Phishing and other types of socially-engineered attacks (including using voice-phishing, instant messaging, spoof emails, covert redirect and 'man-in-the-browser') all depend on one key weakness in any security system: the human. So many companies address this through education, increasing security awareness and user-oriented security controls. But Vasco makes an important point: “But even with education and additional user controls, social engineering attacks are still successful, because the final decision is made by the user – the user authenticates to their bank, but the bank does not authenticate to the user.”
Two of the key risks in the traditional transaction initiation process are:
- that hackers can (relatively easily) direct a user to a fake bank website, which can be used to harvest the user's bank account log-in details; and
- that hackers can also convince the user to initiate or authorise a fraudulent transaction without the bank's involvement.

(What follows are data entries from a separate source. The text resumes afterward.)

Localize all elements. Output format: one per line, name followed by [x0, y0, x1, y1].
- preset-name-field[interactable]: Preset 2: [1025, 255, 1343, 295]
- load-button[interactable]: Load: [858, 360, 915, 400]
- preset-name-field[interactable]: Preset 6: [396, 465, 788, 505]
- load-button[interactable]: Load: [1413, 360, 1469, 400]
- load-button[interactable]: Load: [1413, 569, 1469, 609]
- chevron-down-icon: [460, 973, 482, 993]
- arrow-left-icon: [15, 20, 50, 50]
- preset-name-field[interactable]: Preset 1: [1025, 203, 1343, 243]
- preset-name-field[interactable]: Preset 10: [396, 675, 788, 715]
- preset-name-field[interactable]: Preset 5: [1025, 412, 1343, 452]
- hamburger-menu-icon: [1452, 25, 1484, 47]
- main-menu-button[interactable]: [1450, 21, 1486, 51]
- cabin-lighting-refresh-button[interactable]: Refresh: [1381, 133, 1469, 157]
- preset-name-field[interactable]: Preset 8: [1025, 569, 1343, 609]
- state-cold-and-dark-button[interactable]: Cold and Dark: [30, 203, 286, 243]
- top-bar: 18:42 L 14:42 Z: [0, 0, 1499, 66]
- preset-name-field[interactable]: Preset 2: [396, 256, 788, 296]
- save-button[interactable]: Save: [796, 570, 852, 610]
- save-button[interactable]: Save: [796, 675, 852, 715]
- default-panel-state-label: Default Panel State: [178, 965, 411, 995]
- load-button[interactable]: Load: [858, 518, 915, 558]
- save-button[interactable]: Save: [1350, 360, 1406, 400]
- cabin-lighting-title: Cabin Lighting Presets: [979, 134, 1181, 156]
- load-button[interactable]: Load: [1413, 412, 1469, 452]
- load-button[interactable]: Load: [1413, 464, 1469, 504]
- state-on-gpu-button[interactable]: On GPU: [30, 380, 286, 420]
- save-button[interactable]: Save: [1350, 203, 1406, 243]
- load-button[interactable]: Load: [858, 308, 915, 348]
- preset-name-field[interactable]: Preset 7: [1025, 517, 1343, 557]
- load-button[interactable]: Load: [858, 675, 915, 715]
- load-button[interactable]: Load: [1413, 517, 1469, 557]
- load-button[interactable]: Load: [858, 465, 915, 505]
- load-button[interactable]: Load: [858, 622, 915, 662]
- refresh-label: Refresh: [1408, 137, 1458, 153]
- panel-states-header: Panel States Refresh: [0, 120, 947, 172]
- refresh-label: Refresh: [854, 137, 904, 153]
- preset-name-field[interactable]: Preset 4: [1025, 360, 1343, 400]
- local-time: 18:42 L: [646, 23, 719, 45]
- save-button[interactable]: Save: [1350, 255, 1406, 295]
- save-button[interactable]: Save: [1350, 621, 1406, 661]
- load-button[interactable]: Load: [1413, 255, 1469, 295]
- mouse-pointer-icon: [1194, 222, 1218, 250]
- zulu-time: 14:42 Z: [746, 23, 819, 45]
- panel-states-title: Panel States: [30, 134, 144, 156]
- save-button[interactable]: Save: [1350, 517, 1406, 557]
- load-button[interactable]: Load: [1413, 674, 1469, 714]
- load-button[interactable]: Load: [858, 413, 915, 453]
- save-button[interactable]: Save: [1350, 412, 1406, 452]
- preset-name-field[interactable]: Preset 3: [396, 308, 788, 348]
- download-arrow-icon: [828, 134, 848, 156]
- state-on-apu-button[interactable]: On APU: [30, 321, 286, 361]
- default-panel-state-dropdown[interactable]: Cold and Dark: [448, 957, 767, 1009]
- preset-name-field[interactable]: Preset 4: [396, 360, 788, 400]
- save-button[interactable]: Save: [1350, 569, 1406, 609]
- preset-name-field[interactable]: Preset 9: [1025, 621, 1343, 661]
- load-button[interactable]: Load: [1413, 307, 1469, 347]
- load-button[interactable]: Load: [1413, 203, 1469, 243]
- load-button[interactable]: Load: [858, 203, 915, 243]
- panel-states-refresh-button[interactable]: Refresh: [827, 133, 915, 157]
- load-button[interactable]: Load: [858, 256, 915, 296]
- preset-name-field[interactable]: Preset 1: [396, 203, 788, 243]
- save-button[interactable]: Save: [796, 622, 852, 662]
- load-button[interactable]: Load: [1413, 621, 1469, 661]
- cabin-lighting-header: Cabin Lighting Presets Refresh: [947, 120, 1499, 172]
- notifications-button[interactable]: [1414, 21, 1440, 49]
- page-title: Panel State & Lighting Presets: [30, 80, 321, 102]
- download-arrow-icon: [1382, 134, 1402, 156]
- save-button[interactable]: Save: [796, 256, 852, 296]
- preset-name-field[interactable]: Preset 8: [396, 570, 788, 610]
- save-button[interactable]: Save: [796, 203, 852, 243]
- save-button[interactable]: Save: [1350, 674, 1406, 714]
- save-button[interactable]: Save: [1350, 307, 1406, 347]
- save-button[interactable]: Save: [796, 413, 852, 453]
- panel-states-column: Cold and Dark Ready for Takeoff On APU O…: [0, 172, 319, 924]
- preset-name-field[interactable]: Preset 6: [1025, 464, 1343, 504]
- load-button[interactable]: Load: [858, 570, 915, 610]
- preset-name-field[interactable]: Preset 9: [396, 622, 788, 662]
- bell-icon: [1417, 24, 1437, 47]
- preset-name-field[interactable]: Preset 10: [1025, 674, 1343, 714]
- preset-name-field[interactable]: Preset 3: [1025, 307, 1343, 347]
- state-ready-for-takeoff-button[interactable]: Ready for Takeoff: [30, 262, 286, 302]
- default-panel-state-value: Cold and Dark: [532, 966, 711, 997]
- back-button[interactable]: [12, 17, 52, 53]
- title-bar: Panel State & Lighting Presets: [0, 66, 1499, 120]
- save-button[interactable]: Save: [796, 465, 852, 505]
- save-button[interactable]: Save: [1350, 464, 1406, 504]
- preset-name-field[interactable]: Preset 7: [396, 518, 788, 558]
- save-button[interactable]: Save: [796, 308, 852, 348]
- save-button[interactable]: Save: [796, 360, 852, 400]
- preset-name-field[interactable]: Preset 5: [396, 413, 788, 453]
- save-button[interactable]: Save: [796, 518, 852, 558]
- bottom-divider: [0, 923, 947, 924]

Vasco has a system that addresses this problem and takes the 'trust' decision away from the user and ensures only the bank can initiate a transaction signature request.
CTMfile take: These observations may not be new but they are interesting – especially for corporate treasury professionals with responsibility for making high volumes of/very large payments on a daily basis – to note how important it is to get independent, authentic confirmation from the bank and the initiator before making payments.